Un grand sentiment de fierté collective ! C’est l’engagement de toutes les actrices et acteurs qui a permis la réussite de ces jeux à commencer par les athlètes, les différentes fédérations, le comité d’organisation, l’Etat, les collectivités, les médias et des agences nationales, et bien d’autres encore. Ensemble, nous avons transcendé nos fonctionnements respectifs habituels avec une mobilisation collective et transversale. Nous avions, au cœur du mouvement paralympique, beaucoup d’attente vis à vis de ces jeux, mais pour être honnête, je ne m’attendais pas à un tel impact, à une telle ferveur. Les Jeux Paralympiques de Londres avaient été extraordinaires, transformateurs pour le mouvement paralympique, mais il y a eu un réel engouement, une véritable magie apportée par les JOP de Paris 2024. L’objectif était de modifier le regard de notre société sur les personnes en situation de handicap par les performances des parasportifs et parasportives. Quand on écoute les spectatrices/spectateurs et téléspectatrices/téléspectateurs de ces jeux, je crois que cet objectif est pleinement atteint.
A présent, il faut incarner cet héritage et faire vivre cet état d’esprit en termes de projets concrets, de manière transversale et pluridisciplinaire.
Avez-vous découvert des sportives et sportifs hors normes lors de ces jeux Paralympiques ?
J’ai découvert des athlètes passionné·es, invest·ies et avec de belles valeurs. Je me souviens de la finale de badminton avec le médaillé d’or, Charles Noakes. J’ai aimé sa philosophie, ce qu’il a apporté sur le cours et le lien avec son adversaire. Lors de cette finale, nous avons vécu un moment sportif intense mais également humain. C’est ce supplément d’âme que j’aime dans le mouvement paralympique. Je retiens également la sensibilité d’Aurèlie Aubert et l’émotion qu’elle a dégagée. Ce sont les personnalités qui m’ont transportée plus que les performances. Ces athlètes de haut niveau n’étaient pas aux JP par hasard. Elles et ils ont gagné leur sélection, fruit d’un long travail. Ce qui m’a transcendée, c’est leur cœur et leurs valeurs, les émotions qu’elles/ils ont réussi à donner au public.
Que manque t’il encore pour que notre société soit réellement inclusive ?

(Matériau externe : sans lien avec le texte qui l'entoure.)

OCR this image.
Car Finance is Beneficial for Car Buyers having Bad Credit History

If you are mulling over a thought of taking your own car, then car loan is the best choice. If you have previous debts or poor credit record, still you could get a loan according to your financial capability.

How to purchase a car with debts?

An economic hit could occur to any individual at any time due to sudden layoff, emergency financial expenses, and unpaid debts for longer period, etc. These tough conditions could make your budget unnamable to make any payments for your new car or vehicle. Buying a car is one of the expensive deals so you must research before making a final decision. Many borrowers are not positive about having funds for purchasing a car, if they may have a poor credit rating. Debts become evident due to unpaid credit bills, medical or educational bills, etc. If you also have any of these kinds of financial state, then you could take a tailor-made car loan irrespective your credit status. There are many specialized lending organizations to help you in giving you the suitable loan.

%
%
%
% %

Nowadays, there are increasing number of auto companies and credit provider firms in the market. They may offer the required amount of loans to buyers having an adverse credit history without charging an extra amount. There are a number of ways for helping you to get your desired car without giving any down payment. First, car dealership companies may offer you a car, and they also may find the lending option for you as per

Il faut continuer à avoir cette sensibilisation par les mots, les images et les rencontres. L’objectif est d’arriver à lever ces sentiments de défiance et de peur qui entrainent encore énormément de préjugés sur ce que sont les compétences et les capacités des personnes en situation de handicap. Pour cela, la médiatisation de leurs talents est primordiale. Notre société doit changer par son bâti, son management, son école, son employabilité en se questionnant sur les besoins et les freins de ces personnes en situation de handicap. Comment, dans ma manière de faire, je peux lisser cette difficulté ? Et à ce moment-là, on pourra réellement parler de société inclusive. C’est toute la démonstration de ces Jeux paralympiques. Mettre en avant les compétences des athlètes dans un environnement capacitant. Certaines règles de classification et de pratiques, ont été adaptées ce qui leur a permis d’exprimer leur potentiel. C’est un combat que nous devons mener ensemble collectivement. Ces Jeux paralympiques ont fait prendre conscience que c’était aussi à chacun·e d’agir. Nous devons marteler ce message. C’est dans notre posture au quotidien qu’on peut durablement changer les choses. Ce n’est pas qu’une question de volonté politique ou de bâti, c’est une question de comportement humain avec l’idée que toutes et tous nous devons nous emparer de cette question du vivre-ensemble.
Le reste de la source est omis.